Utilization Review Coordinator

Full Time
Scottsdale, AZ 85258
Posted
Job description

Are you looking for a change of pace? Do you have a passion for helping people? Look no further!

Pinnacle Peak Recovery is a mental health and substance use treatment provider located in Scottsdale, Arizona.

If the following values are important to you then you will be a great fit for our company culture.

  • Compassion
  • Fun
  • Collaborate
  • Integrity

Our hiring process is centered around our core values. We do this to ensure a good culture fit, which in turn creates an unmatched work environment. With our comprehensive onboarding process and support staff you will feel:

Informed - Confident - Empowered - "Ice Ice Baby!"

Our program focuses on a comprehensive and holistic approach to overcoming addiction and mental health disorders in a safe, confidential, and supportive environment. We offer nationally recognized, evidence-based treatment options including MAT. Our clinic aspires to the highest level of care and is proud to have received accreditation from the Joint Commission on Accreditation of Healthcare Organizations (JCAHO).

We provide an excellent compensation and benefits package for full-time employees, including 401(k) program, PTO, medical, dental, vision insurance and professional liability insurance.

Position Overview:

The Utilization Review Coordinator is an analytical, detail-oriented and organized professional responsible for all Utilization Review functions. The UR Coordinator is responsible for, but not limited to pre-certification, and initial and concurrent reviews for client’s treatment.

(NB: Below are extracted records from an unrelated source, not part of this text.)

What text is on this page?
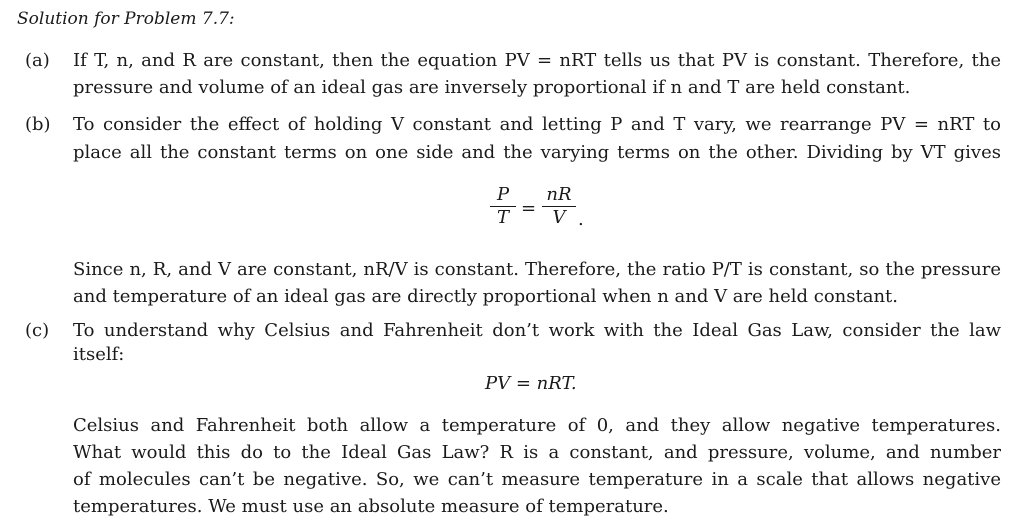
Solution for Problem 7.7:
(a) If T, n, and R are constant, then the equation PV = nRT tells us that PV is constant. Therefore, the
pressure and volume of an ideal gas are inversely proportional if n and T are held constant.
(b) To consider the effect of holding V constant and letting P and T vary, we rearrange PV = nRT to
place all the constant terms on one side and the varying terms on the other. Dividing by VT gives
P
T =
nR
V .
Since n, R, and V are constant, nR/V is constant. Therefore, the ratio P/T is constant, so the pressure
and temperature of an ideal gas are directly proportional when n and V are held constant.
(c) To understand why Celsius and Fahrenheit don’t work with the Ideal Gas Law, consider the law
itself:
PV = nRT.
Celsius and Fahrenheit both allow a temperature of 0, and they allow negative temperatures.
What would this do to the Ideal Gas Law? R is a constant, and pressure, volume, and number
of molecules can’t be negative. So, we can’t measure temperature in a scale that allows negative
temperatures. We must use an absolute measure of temperature.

This position works as part of the billing team and closely with the clinical and medical teams to act as a liaison between Pinnacle Peak Recovery and the insurance organizations.

Duties and Responsibilities:

  • Reviews benefit verification with insurance organizations for covered services and precertification requirements.
  • Inputs reviews into the Utilization Review calendar to ensure timely scheduling of reviews.
  • Gather and analyze all information in client chart.
  • Ability to review client records in depth and work with treatment team to gather required medical and clinical information to support client's admission and continued stay.
  • Working knowledge of DSM IV Axis I-V, DSM V, ICD-10 and ASAM criteria.
  • Broad understanding of dual-diagnosis issues and treatment protocols.
  • Assess and distinguish levels of care for clients based on clinical and medical assessments and information using ASAM criteria.
  • Coordinates obtaining signed releases of information for the patient to facilitate timely communication of clinical and medical information.
  • Complete initial and concurrent reviews with insurance organizations as scheduled to ensure client level of care authorization and length of stay.
  • On an ongoing basis, identify potential review problems and discuss them with supervisor and applicable departments.
  • Coordinates peer to peer and/or doctor to doctor reviews with insurance organizations and medical and/or clinical treatment team.
  • Document contact and outcomes of reviews with insurance organizations as indicated in a timely manner.
  • Completes retro authorization appeals as needed.
  • Creates, maintains, and tracks various utilization review reports.
  • Able to interact with diverse client population.
  • Assists with completing various client assessments.
  • Assists with various chart audits and reports.
  • Occasionally assists with insurance Verification of Benefits.
  • Participate in department in-service/training programs and various staff meetings.
  • Attend continuing education classes to maintain license and/or certification, if applicable.
  • Complete special assignments and responsibilities as requested by supervisor.
  • Performs other duties as assigned.


Skills and Abilities:

  • Strong communication, including writing, speaking and active listening.
  • Strong problem-solving and critical thinking skills.
  • In-depth knowledge of insurance and best practices.
  • Must be detail oriented and familiar with databases and extrapolating data.
  • Strong interpersonal, organization, analytical, time management and prioritization abilities.
  • Strong teamwork and organizational awareness.
  • Excellent judgment and initiative.
  • Functions as a core member of the health care team.
  • Regularly communicate with other team members and interface in a positive, constructive, and helpful manner to promote collaboration, cohesiveness, reduce conflict, and provide for resolution.
  • Able to work under pressure and meet deadlines as well as be flexible and dependable.
  • Demonstrate the ability to understand and react effectively to the unique needs of the clients and team.
  • Strong writing skills and understanding of clinical and medical terminology.
  • Understanding of CPT, HCPCS, Revenue Codes, and insurance procedure guidelines.
  • Strong understanding of DSM IV Axis I-V, DSM V, ICD-10 and ASAM criteria.
  • Knowledge of Joint Commission standards.
  • Strong knowledge and compliance of HIPAA, ethic, and legal protocols.
  • Basic math and strong computer skills (Billing systems, Email, Microsoft Office Word, Excel, Teams, etc.)
  • Ability to use standard office equipment such as copier, fax machine and other equipment as required.


Education and Requirements:

  • High School Diploma or GED equivalent required.
  • Minimum 2 years’ experience working in Utilization Review.
  • Professional Counselor (LPC) Registered Nurse (RN), Nurse Practitioner is preferred.